ISSN: 2279–9737

Keynote speech

Lilia Cavallari, professore ordinario di Economia Politica, Università di Roma "Tre" - Presidente dell'Ufficio Parlamentare di Bilancio
Sommario: 

1. Introduzione. – 2. Il contesto internazionale. – 3. Verso l’unione dei risparmi e degli investimenti. – 4. Uno sguardo all’economia italiana. – 5. Osservazioni conclusive.

Abstract: 

Il contributo offre una riflessione sul ruolo dell’Unione dei risparmi e degli investimenti nel quadro delle trasformazioni che interessano l’economia europea e internazionale. In un contesto caratterizzato da crescente incertezza geopolitica, tensioni commerciali e rallentamento della crescita globale, l’analisi evidenzia la necessità di rafforzare il mercato unico dei capitali quale presupposto per sostenere competitività, innovazione e resilienza economica.
La persistente frammentazione dei mercati finanziari europei limita infatti la capacità delle imprese di accedere a forme di finanziamento alternative al credito bancario, con particolare riguardo al capitale di rischio necessario a sostenere investimenti innovativi, crescita dimensionale e sviluppo tecnologico. In tale prospettiva, l’avanzamento dell’Unione dei risparmi e degli investimenti assume rilievo strategico sia ai fini dell’efficiente allocazione dell’ingente risparmio privato europeo, sia per il rafforzamento dell’autonomia economica dell’Unione.
Con specifico riferimento all’economia italiana, il lavoro esamina le prospettive macroeconomiche e gli andamenti della finanza pubblica alla luce del deterioramento del quadro internazionale. Pur in presenza di dinamiche di crescita moderate e di rischi prevalentemente orientati al ribasso, il contributo sottolinea il ruolo centrale del Piano nazionale di ripresa e resilienza e del Piano strutturale di bilancio nel promuovere investimenti, innovazione e consolidamento fiscale. Ne emerge l’esigenza di politiche pubbliche improntate a prudenza, sostenibilità e continuità delle riforme, in grado di favorire l’accumulazione di capitale fisico e umano, l’innalzamento della produttività e il rafforzamento della competitività del sistema economico europeo e nazionale.

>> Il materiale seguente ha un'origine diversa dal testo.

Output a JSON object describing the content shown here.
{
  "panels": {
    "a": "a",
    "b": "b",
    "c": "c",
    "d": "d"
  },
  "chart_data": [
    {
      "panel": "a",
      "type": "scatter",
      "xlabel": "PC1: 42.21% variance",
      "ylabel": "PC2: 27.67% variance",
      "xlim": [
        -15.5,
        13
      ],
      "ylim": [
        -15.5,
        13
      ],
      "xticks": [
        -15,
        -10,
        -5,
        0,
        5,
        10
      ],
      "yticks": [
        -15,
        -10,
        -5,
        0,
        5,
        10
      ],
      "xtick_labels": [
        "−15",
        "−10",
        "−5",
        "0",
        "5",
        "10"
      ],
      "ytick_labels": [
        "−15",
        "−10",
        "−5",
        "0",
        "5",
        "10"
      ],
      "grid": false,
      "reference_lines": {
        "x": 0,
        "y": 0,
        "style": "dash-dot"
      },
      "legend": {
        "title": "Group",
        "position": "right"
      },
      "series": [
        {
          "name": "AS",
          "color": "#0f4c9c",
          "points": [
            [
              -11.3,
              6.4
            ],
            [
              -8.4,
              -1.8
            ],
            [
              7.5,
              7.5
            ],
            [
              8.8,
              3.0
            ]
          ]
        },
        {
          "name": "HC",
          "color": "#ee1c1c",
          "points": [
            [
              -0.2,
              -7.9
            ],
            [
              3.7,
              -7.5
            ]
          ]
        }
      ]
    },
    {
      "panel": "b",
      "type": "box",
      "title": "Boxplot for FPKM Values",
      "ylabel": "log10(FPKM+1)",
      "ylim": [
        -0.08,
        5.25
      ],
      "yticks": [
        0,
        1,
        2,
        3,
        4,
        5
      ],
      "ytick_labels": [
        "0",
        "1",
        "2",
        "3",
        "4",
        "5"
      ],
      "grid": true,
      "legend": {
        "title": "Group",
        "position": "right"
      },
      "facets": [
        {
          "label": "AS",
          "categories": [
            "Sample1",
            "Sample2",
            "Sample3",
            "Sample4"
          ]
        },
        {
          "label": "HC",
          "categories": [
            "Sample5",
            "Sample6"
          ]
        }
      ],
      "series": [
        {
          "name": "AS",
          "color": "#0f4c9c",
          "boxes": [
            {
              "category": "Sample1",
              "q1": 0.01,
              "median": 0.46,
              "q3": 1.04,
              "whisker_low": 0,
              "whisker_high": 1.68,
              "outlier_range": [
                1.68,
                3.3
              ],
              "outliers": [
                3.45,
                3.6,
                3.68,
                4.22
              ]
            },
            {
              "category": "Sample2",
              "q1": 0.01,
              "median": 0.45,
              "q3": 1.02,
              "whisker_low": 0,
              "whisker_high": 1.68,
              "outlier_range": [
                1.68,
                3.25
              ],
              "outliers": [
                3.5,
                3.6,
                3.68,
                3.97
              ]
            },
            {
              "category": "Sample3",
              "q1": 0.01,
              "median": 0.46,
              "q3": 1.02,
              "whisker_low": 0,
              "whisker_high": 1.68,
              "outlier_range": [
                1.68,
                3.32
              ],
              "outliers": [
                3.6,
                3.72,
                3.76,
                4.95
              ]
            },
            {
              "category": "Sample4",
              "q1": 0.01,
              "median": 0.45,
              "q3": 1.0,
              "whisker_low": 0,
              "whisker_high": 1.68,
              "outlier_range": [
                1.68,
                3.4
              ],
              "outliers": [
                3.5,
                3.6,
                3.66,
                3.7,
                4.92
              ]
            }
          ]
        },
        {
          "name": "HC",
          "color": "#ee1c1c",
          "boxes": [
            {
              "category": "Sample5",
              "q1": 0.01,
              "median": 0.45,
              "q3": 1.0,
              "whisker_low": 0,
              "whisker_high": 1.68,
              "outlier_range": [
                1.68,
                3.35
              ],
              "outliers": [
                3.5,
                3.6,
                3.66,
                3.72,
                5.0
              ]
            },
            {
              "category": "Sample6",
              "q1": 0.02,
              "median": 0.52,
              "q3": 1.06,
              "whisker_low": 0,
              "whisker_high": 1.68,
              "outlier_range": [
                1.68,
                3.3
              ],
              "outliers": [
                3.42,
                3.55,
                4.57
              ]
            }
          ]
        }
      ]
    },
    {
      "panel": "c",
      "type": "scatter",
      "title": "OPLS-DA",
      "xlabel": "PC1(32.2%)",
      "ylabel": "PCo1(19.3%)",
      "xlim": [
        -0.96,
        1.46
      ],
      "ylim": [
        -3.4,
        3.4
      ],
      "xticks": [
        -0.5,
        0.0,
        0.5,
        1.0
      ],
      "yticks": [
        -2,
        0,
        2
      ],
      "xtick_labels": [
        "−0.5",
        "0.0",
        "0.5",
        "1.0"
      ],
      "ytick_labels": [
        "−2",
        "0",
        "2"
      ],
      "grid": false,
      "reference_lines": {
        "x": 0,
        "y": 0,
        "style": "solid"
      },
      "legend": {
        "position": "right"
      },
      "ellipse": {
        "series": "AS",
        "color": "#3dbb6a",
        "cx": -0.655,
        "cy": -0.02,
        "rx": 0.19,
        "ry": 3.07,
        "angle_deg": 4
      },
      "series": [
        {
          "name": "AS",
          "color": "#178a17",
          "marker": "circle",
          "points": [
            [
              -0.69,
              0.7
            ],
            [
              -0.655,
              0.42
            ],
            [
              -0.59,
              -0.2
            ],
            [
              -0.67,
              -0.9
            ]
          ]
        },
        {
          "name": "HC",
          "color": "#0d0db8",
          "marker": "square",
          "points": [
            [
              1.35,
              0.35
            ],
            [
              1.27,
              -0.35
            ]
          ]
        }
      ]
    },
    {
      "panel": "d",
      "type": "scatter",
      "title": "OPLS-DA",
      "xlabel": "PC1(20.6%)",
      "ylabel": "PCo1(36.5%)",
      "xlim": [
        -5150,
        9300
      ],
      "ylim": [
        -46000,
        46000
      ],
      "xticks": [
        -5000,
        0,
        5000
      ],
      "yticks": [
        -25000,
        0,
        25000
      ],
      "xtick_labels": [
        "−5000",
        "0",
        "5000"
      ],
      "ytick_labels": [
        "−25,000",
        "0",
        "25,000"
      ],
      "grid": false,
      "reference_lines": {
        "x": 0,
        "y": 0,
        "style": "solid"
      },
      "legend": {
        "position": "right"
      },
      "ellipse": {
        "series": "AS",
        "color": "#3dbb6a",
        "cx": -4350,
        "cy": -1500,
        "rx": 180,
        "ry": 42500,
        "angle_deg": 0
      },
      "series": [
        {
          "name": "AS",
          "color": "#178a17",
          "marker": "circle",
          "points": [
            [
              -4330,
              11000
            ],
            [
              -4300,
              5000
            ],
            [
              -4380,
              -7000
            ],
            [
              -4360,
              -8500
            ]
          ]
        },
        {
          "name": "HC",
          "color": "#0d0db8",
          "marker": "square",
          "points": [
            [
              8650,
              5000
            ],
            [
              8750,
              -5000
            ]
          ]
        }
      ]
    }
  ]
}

The contribution reflects on the role of the Savings and Investments Union within the broader transformations affecting the European and international economy. Against a backdrop of growing geopolitical uncertainty, trade tensions, and slowing global growth, the analysis highlights the need to strengthen the European Single Market for capital as a prerequisite for supporting competitiveness, innovation, and economic resilience.
The persistent fragmentation of European financial markets continues to constrain firms’ access to forms of financing alternative to bank credit, particularly equity financing necessary to support innovation, business expansion, and technological development. From this perspective, further progress towards a Savings and Investments Union is of strategic importance both for the efficient allocation of Europe’s substantial private savings and for strengthening the Union’s economic autonomy.
With specific regard to the Italian economy, the paper examines macroeconomic prospects and public finance developments in light of the deterioration of the international environment. Although growth dynamics remain moderate and risks are predominantly tilted to the downside, the contribution underlines the central role of the National Recovery and Resilience Plan (NRRP) and the Structural Budget Plan in fostering investment, innovation, and fiscal consolidation. The analysis ultimately points to the need for public policies grounded in prudence, sustainability, and continuity of reforms, capable of supporting the accumulation of physical and human capital, raising productivity, and strengthening the competitiveness of both the European and Italian economic systems.